Brandon Aiyuk is every quarterback’s go-to guy

SANTA CLARA — Four practices into camp, with four quarterbacks eagerly targeting him, Brandon Aiyuk is undeniably the 49ers’ go-to man.

He might be the only person alive not fretting over who will throw the 49ers’ football this season, even though all signs point to that quarterback being Brock Purdy, who idled Sunday before rejoining Monday’s first full-pads practice.

Aiyuk is unfazed by this camp’s carousel of quarterbacks, and, yes, reporters are grilling coach Kyle Shanahan why No. 4 option Brandon Allen is getting so many snaps when Trey Lance and Sam Darnold sure could use the reps.

Aiyuk’s job, as he sees it in Shanahan’s offense: Be in the right place, at the right time, then make the catch every time.

“We’re steps. We’re timing,” Aiyuk said. “So if I’m getting to my spots, quarterbacks are supposed to put the ball in the exact same spot, whether it’s Brock, whether it’s B.A., it doesn’t really matter. Get to your spot and find the ball.”

Day 1: Aiyuk acrobatically adjusts in mid-air to snare for a Lance pass over Deommodore Lenoir on the sideline boundary.

Day 2: Aiyuk welcomes Purdy and his surgically repaired eblow to practice by catching three balls, including one in a tight squeeze over the middle.

Day 3: He catches two more throws from Purdy, then daringly dives for a potential toe-tap catch on a Purdy pass that clearly is sailing far out of bounds.

Day 4: He acts as Sam Darnold’s muse with four receptions, leading off red-zone drills with a 16-yard grab for camp’s first touchdown catch. That same combination yields the same result three snaps later. Even when Brandon Allen enters shortly thereafter, Aiyuk made a touchdown grab in red-zone action.

All that set the stage for the best receiving showcase of camp, in 11-on-11 action from midfield. Darnold followed Lance in the rotation and, amid a collapsing pocket, immediately sought and found Aiyuk over the middle. Two snaps later, Aiyuk delivered a 50-yard catch-and-run touchdown, by breaking past cornerback A.J. Parker, gracefully hurdling across the goal line, then merrily chucking the football into the fence.

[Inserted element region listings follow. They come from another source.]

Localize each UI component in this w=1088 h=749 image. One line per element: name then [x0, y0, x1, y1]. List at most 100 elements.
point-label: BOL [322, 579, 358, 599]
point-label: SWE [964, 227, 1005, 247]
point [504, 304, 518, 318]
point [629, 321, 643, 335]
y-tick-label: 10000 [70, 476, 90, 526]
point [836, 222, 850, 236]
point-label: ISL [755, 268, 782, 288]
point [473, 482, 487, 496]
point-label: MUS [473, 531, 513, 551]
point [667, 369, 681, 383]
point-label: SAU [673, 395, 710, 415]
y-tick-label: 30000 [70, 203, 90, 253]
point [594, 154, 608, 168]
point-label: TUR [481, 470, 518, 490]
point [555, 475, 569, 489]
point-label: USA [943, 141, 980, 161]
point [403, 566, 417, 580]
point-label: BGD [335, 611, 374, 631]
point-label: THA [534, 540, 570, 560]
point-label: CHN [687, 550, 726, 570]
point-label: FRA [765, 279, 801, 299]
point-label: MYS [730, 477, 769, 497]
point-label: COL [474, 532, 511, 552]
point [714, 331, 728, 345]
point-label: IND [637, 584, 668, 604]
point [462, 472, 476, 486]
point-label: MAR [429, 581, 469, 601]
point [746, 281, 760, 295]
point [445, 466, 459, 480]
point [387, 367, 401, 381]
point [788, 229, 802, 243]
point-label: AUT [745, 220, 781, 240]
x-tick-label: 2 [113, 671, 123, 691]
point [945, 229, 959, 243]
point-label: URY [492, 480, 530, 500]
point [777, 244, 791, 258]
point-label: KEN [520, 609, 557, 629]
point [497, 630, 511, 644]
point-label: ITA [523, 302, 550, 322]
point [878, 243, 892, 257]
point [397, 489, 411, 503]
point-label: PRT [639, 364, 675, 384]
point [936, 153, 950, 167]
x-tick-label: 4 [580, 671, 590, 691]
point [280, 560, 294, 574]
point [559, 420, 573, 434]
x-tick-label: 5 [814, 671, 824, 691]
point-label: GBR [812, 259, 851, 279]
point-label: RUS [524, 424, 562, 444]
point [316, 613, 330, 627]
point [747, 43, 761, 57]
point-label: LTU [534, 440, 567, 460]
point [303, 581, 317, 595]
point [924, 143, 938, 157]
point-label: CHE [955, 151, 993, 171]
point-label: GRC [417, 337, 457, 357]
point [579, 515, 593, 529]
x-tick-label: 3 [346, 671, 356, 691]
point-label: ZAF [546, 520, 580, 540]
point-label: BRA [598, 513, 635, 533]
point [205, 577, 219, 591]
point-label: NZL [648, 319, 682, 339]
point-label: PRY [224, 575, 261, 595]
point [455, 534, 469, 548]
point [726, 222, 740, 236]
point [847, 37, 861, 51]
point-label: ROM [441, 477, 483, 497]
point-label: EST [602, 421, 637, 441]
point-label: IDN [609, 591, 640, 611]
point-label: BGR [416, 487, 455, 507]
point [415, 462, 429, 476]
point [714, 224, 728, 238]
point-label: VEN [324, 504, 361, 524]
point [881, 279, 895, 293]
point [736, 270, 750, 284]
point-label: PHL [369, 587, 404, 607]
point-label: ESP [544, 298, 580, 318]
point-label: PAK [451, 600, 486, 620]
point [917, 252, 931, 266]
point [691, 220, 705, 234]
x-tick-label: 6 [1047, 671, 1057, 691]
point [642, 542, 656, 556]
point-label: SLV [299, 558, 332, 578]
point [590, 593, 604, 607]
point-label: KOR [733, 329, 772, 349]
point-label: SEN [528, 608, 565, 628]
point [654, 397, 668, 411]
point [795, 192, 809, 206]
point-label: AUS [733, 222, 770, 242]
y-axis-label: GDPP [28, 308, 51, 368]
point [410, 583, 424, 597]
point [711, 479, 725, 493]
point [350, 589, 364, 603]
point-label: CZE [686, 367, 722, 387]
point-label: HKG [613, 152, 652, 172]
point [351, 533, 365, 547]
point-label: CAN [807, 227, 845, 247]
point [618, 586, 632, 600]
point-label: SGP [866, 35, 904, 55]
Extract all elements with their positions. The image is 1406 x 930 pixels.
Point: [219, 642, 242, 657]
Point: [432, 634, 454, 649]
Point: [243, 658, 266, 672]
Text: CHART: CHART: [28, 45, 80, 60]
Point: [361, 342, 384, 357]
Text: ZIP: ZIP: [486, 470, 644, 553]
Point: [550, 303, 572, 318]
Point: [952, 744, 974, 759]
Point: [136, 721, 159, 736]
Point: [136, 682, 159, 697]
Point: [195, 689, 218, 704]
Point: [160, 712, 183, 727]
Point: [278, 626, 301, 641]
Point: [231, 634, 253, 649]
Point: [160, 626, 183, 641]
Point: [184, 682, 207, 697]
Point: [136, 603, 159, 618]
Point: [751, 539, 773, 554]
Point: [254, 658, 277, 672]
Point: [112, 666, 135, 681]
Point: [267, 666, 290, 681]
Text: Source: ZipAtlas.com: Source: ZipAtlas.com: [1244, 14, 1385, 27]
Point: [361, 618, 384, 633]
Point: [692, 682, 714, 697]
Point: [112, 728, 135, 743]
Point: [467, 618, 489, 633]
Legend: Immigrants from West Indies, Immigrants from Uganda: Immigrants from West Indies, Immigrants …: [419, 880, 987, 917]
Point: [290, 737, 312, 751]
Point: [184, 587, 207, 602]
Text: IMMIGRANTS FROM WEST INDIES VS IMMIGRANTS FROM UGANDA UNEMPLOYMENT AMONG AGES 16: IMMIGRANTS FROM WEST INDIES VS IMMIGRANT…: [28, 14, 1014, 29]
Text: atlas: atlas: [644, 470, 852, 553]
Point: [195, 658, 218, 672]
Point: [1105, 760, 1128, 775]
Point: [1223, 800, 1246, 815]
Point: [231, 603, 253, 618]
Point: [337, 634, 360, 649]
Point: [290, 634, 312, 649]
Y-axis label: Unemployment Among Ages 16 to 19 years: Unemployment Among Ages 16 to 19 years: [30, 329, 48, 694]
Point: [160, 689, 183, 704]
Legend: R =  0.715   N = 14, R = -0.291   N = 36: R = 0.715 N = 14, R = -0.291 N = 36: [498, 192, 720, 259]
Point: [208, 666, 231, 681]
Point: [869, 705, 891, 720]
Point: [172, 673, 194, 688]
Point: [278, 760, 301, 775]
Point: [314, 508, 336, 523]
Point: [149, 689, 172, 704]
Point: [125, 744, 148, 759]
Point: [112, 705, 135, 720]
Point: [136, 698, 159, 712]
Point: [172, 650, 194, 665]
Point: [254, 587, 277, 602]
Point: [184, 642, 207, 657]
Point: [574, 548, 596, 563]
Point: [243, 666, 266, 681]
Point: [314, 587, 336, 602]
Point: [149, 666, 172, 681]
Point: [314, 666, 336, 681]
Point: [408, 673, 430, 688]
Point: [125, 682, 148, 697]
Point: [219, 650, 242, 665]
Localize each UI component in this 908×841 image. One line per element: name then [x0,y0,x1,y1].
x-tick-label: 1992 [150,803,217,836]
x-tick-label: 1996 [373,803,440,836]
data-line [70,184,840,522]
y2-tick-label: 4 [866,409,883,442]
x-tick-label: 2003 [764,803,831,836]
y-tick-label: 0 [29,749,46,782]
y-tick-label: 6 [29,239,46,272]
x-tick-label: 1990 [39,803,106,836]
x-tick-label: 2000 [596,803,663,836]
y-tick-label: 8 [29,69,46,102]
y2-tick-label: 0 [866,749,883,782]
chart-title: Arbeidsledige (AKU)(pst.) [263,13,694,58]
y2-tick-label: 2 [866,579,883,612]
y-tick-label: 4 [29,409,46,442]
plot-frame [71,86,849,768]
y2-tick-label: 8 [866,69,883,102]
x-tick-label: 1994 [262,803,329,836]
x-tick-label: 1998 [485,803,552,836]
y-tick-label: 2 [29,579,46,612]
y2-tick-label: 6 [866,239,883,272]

The next play was almost a duplicate, only it was Deebo Samuel making that catch about 5 yards deeper and also racing to the same front, right corner of the end zone.

So, Aiyuk vs. Samuel for WR1 honors? It’s really a misnomer. Aiyuk broke out last season into a 1,000-yard receiver. Samuel is more of a physical beast whose run-after-the-catch ability is unmatched in the NFL. Whatever financial showdown the 49ers face in 2024 to retain both, it’s not a sibling rivalry.

“I watch the way he goes about his business and that motivates me to be better. I’m sure he says the same,” Aiyuk said. “We have each other. … It’s like having a big brother you get to watch do big things and you see where you can take it to, if you do stuff the right way.”

When camp opened, Shanahan raved how “obsessed” Aiyuk had become with football and become a pro, some two years removed from being in the coach’s doghouse. Shanahan expanded on that Sunday, saying how Aiyuk’s offseason included “randomly calling and talking about football” with his coach.

“You could just tell he was excited, with the questions he asked. He was really into it,” Shanahan said.